Astral Weeks track listing
- 8 tracks "Astral Weeks"; "Beside You"; "Sweet Thing"; "Cyprus Avenue"; "The Way Young Lovers Do"; "Madame George"; "Ballerina"; "Slim Slow Slider";

= Sweet Thing (Van Morrison song) =

"Sweet Thing" is a song by Northern Irish singer-songwriter Van Morrison, released on his second studio album Astral Weeks (1968). It is sequenced on the first side of the album, which is entitled In the Beginning.

==Recording and composition==
"Sweet Thing" was recorded during the last Astral Weeks session on 15 October 1968, at Century Sound Studios in New York City with Lewis Merenstein as producer. Morrison described the song to Ritchie Yorke: "'Sweet Thing' is another romantic song. It contemplates gardens and things like that...wet with rain. It's a romantic love ballad not about anybody in particular but about a feeling". It is the only song on the album that looks forward instead of backward.

==Reception and legacy==
In The Words and Music of Van Morrison, author Erik Hage wrote:

"Sweet Thing" is one of the most beautiful and euphoric songs in the Morrison catalogue, humming along on the sweet undercurrent of [Richard] Davis's bass and the levity in Morrison's lyrics and delivery. Here, as in the past, Morrison turns to the natural landscape as an external reflection of the internal pulse of love, again signaling kinship with English romantic poetry. The lyrics find expressions of love in jumping hedges, watching ferry boats, and strolling and talking with his sweet thing "in gardens all wet with rain." "My, my, my, my, my sweet thing," sings Van Morrison, exercising his penchant for emotionally connected, expressive repetition.
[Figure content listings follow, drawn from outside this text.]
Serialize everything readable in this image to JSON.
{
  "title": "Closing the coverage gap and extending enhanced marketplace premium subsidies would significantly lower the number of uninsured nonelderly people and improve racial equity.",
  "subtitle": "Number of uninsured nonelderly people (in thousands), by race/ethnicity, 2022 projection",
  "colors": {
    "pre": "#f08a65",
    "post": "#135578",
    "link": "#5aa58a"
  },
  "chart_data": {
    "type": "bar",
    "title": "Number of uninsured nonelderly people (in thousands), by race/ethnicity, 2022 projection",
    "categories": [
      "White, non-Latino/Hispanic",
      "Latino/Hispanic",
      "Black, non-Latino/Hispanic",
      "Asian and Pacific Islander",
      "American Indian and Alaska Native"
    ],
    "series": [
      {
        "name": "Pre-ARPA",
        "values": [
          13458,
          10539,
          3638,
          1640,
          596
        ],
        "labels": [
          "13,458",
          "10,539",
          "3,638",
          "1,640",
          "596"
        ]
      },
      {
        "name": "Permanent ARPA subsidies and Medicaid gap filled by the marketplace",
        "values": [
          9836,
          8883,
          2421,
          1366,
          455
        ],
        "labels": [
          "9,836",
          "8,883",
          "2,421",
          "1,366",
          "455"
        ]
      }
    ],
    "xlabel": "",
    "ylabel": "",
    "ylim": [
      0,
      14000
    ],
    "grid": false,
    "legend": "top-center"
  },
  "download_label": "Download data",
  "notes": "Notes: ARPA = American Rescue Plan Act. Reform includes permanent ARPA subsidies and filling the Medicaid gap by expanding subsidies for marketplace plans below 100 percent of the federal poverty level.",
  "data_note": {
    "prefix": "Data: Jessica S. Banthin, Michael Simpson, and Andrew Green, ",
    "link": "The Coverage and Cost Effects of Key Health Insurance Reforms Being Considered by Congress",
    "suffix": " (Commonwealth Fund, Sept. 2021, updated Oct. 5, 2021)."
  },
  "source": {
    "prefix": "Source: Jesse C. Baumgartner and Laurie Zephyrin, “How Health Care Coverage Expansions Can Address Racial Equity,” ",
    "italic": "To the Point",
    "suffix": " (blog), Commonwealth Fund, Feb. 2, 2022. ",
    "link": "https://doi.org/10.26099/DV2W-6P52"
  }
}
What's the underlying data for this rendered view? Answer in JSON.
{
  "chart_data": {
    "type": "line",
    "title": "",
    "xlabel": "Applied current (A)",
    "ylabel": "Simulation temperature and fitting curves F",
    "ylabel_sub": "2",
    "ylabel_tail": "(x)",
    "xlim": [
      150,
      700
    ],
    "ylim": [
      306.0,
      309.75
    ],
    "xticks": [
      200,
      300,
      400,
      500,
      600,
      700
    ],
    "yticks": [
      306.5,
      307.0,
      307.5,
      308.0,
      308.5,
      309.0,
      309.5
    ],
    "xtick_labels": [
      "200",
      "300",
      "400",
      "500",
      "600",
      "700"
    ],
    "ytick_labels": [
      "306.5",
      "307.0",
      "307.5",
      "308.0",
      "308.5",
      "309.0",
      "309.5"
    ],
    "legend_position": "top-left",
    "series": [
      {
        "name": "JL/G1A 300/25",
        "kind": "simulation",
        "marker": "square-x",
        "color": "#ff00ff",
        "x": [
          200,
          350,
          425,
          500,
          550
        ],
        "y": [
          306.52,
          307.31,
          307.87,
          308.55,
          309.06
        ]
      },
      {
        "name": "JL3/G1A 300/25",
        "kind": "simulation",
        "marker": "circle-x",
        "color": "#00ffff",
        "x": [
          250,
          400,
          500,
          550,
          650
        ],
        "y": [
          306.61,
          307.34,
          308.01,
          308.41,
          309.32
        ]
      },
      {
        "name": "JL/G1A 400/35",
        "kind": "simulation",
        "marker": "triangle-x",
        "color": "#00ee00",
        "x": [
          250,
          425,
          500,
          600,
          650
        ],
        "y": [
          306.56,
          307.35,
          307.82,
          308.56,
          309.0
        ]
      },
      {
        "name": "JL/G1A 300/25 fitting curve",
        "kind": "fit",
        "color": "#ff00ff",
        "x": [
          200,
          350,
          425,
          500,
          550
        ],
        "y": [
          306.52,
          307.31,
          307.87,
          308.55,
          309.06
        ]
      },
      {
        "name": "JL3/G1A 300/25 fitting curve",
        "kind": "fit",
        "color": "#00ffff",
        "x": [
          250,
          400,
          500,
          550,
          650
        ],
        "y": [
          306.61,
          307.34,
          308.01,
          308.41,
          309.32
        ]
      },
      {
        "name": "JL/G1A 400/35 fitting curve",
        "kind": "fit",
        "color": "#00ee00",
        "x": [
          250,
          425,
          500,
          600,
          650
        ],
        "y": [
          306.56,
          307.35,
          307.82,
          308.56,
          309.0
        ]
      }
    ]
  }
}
William Rulhmann of Allmusic called the song "effervescent" and a "musical meditation", contrasting with the more somber mood of the rest of the album. The New York Times considered it "nothing less than a slice of mystery: rhythms like the angular slant of rain, violins arching like branches, the strange flight of a flute and a voice hushed with sadness...transparent, as incorporeal as time or light". Mark Seymour, writing for The Guardian, called it "the most perfect song of all time".

==Other releases==
"Sweet Thing" is the only song from Astral Weeks included on the 1990 compilation album The Best of Van Morrison. It was also featured on Morrison's album Astral Weeks Live at the Hollywood Bowl, released in 2009 to celebrate forty years since Astral Weeks was first released.

==Personnel==
- Van Morrison – vocals, acoustic guitar
- Jay Berliner – classical guitar
- Richard Davis – double bass
- Connie Kay – drums
- John Payne – flute
- Warren Smith Jr. – triangle
- Larry Fallon – string arrangements

==Certifications==

Certifications for "Sweet Thing"
| Region | Certification | Certified units/sales |
| New Zealand (RMNZ) | Gold | 15,000^{‡} |
^{‡} Sales+streaming figures based on certification alone.